My favourite moment from the talks was by Kyle Ro. He shared some peculiar spikes in the loss during model training. It turned out that at least one of the spikes was caused by data from the microwavegang subreddit where they posts consists of "Mmmmmmmmmmmm" which resulted in a high loss. It was nice to hear about his pragmatic approach of just looking at the data and fixing it with a simple filter.
My appreciation for Andrej Karpathy's teaching started while I did my master's thesis. His Neural Networks: Zero to Hero series really helped me get an intuitive understanding of some fundamental concepts in deep learning.
What excites me a lot about Karpathy is that his name has gotten associated with quality to the point that the directors and senior managers at my company is listening to him. With so many high-noise inputs, especially at that layer, it's really nice to see that Andrej's work is cutting through the noise.
Our Director of XR Products had this to say about the presentation: "There were lots of good points in this talk. The one that struck out to me, was this mental model of how software development is shifting to what he calls Software 3.0: A software development model where neural networks (typically deep learning models) are trained on large datasets to learn patterns, decision logic, and behavior—rather than being explicitly programmed line-by-line by developers. So it basically allowed Tesla's automated self-driving software to learn much faster from data sets, than what could be constructed by Software 1.0 hard-coded logic (C, Java, Python, etc.) and Software 2.0 (machine learning methods with decision trees).

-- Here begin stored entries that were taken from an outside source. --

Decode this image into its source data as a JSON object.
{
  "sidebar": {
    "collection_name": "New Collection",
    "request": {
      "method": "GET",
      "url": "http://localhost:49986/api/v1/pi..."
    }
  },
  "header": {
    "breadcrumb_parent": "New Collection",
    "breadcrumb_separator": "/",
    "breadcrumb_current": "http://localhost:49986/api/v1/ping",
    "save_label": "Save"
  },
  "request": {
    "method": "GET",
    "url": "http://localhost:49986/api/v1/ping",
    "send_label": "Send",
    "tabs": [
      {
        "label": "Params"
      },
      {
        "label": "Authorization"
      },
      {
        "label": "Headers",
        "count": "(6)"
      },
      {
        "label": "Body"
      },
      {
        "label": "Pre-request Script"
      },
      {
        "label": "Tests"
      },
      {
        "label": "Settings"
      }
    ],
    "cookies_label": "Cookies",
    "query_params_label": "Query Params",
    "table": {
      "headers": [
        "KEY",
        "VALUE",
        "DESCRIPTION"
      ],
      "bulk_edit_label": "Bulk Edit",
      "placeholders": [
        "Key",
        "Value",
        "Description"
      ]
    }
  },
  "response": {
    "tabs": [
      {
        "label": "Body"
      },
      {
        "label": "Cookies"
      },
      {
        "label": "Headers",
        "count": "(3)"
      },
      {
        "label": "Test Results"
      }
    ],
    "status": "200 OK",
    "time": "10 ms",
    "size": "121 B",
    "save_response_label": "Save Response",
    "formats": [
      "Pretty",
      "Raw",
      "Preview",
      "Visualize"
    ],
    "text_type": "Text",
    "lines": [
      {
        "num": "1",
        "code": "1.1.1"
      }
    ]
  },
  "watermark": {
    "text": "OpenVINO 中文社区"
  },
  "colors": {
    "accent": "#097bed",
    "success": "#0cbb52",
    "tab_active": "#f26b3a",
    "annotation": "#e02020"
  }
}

AND - That while Software 3.0 is expanding, as in the picture below, to ensure that we can control and shape what we want the software and application to do, he is stating that we actually need a blend of Software 1.0, 2.0 and 3.0 potentially all working together to produce the right result. I think that mental model of the combination of the three, working in concert, was important for me to remember."
Propagating ideas and mental models through an organization can be difficult. Having resources such as talks like this by Andrej will make it easier to have a shared vocabulary about some pretty abstract ideas.